Sources for loading inland faults are assumed to be interseismic locking and coseismic slip on the megathrust fault, stress changes due to inland earthquake and interaction between inland earthquake, and creep on a deeper extension of the inland faults. The stress change due to the megathrust fault was computed with numerical code by Fukahata and Matsu'ura (2006), assuming a medium composed of an elastic layer overlying a Maxwell viscoelastic half-space. We focus on ΔCFS depending on the distance from the megathrust fault, not its along-strike variation. In other words, only two-dimensional stress change at the center of a sufficiently long thrust fault plane (length 2000 km) is calculated. The megathrust fault is represented by a single rectangular fault whose depth, width, strike, dip, and rake are 11 km, 108 km, 270°, 10°, and 117°, respectively. We assigned 6 m of coseismic slip at an interval of 100 years and 6 cm/year of back-slip during the interseismic period on the megathrust fault.The inland faults are located at 150 km (hereafter fault A) and 300 km (hereafter fault B) away from the upper edge of the megathrust fault and their depth, length, width, strike, dip, and rake are 4 km, 30 km, 6 km, 110°, 90°, and 180°, respectively. Coseismic slip of 2 m was assigned when ΔCFS at the center of the inland faults exceeded 4.4 MPa.Becuase the code of Fukahata and Matsu'ura (2006) approximates a rectangular fault by numbers of point sources, a stress change on the fault plane can’t be calculated. Therefore, we calculated a coseismic stress change on the fault plane assuming a semi-infinite elastic medium (Okada, 1992). In addition, stress loading by creep on a deeper extension of the inland faults was given to each inland fault at a constant rate.

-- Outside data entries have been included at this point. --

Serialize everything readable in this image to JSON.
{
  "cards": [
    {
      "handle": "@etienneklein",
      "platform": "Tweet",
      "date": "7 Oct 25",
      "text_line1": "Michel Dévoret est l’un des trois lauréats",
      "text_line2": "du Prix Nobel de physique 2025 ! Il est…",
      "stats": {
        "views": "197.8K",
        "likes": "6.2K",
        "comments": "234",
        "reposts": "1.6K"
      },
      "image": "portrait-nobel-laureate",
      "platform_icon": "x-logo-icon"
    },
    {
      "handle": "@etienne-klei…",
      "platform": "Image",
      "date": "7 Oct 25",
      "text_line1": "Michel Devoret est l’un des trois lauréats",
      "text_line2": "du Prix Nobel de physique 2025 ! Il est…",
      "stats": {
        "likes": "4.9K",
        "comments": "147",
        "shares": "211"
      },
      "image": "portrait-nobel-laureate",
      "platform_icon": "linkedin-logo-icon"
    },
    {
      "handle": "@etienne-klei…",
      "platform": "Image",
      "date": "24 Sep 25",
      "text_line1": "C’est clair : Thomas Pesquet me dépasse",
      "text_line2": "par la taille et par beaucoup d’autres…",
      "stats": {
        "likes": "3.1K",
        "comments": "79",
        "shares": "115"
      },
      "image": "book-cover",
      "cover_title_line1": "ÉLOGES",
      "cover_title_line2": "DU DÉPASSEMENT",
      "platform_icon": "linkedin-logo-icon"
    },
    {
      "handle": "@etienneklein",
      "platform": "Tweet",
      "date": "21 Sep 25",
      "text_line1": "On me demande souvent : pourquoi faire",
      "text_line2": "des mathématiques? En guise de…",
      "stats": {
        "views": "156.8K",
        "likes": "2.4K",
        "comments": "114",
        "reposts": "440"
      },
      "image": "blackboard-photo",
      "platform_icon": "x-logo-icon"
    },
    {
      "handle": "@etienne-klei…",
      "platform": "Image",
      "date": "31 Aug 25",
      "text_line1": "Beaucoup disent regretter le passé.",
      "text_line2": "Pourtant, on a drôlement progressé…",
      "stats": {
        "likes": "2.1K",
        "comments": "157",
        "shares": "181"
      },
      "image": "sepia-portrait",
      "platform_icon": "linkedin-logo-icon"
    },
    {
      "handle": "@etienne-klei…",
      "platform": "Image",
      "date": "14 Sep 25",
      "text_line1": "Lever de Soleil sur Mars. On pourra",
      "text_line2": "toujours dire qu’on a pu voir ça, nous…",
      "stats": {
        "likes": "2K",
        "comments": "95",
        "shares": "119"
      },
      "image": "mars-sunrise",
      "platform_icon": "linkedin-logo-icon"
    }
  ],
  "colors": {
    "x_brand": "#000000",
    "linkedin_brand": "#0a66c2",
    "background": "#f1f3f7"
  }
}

ΔCFS on both inland faults is negative at the megathrust earthquake. When the stress loading rate is 5 kPa/year, the inland earthquake does not occur for 42 years on fault A and 15 years on fault B after the megathrust earthquake. Our interpretation is that viscoelastic effects of megathrust earthquakes makes these quiescence periods shorter and longer for faults A and B, respectively. Also, when the stress loading rate is 0.5 kPa/year, the quiescence period is 83 and 71 years for faults A and B. It is interesting that the quiescence period is not much dependent on the distance from the megathrust fault if the stress loading rate is small, though ΔCFS on both inland faults is highly dependent on the distance at the megathrust earthquake.